Q. How does the standard relate to the NGWA’s various professional certifications?
A. I think the long-term goal is to bring more of those certifications in line with this particular standard and vice versa. The ANSI standard, once it’s put into place, becomes a living document, so it will be added to or subtracted from. It will change with time, and we may learn things in the next 30 years that we didn’t know before. The review process will bring forward a better document.
By and large, I think the certifications are in line with the standard, but I think we can add clarity from both sides. In other words, the certification may add some clarity to those specific areas that we didn’t directly identify, and likewise, the standard may add clarity to the certification process with regard to what kinds of questions are asked in the future, as to how best to do what we do.

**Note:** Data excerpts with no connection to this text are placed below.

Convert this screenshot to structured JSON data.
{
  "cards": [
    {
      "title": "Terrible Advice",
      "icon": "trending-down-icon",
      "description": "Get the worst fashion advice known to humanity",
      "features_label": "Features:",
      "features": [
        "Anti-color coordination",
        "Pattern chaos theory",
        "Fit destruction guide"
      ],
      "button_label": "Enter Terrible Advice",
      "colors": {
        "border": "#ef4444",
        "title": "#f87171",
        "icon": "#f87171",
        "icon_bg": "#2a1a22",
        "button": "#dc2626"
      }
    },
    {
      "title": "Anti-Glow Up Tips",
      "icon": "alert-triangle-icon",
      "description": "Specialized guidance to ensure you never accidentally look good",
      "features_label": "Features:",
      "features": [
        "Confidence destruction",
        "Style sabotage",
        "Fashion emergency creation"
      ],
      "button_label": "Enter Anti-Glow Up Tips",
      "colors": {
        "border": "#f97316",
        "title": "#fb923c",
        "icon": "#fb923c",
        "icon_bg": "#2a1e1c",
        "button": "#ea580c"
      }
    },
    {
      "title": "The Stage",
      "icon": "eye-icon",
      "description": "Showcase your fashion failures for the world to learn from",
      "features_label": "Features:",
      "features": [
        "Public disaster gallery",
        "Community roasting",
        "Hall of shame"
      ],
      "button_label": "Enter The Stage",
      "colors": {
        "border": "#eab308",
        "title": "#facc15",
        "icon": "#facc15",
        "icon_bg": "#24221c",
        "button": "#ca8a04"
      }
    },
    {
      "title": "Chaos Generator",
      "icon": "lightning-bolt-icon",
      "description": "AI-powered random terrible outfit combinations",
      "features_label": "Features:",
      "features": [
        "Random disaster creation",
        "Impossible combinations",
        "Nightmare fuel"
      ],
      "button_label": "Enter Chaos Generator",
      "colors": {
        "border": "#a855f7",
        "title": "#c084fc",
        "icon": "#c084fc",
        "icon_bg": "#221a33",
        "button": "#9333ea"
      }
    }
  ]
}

Q. Are there any other big picture impacts you think the new standard will have?
A. I believe that it gives the industry as a whole a tool that will allow the regulators, the designers, the engineers and the contractors common ground. In other words, if we say here’s how we’re going to construct a water well using this particular document, we’re going to understand that regionally there are subtle changes that may not apply.
So it opens the same door for everyone. I think the regulators will take certain parts of it and realize, “Maybe we should be doing this in our own state.” I think water well contractors may in fact do the same thing, thinking, “I never really considered doing it that way, but it makes good sense.” So I would see it as building the community as a whole, giving them a stronger tool to provide for the resource.
Q. Does it give water well professionals a competitive advantage to be able to say all of their wells are built in alignment with the new ANSI standard?
A. It certainly does. And as you well know, becoming an NGWA-certified contractor brings more to the table than an individual who hasn’t necessarily taken it upon himself to become certified. So I believe this is just one more area of expertise that we can draw on to provide a better product for consumers.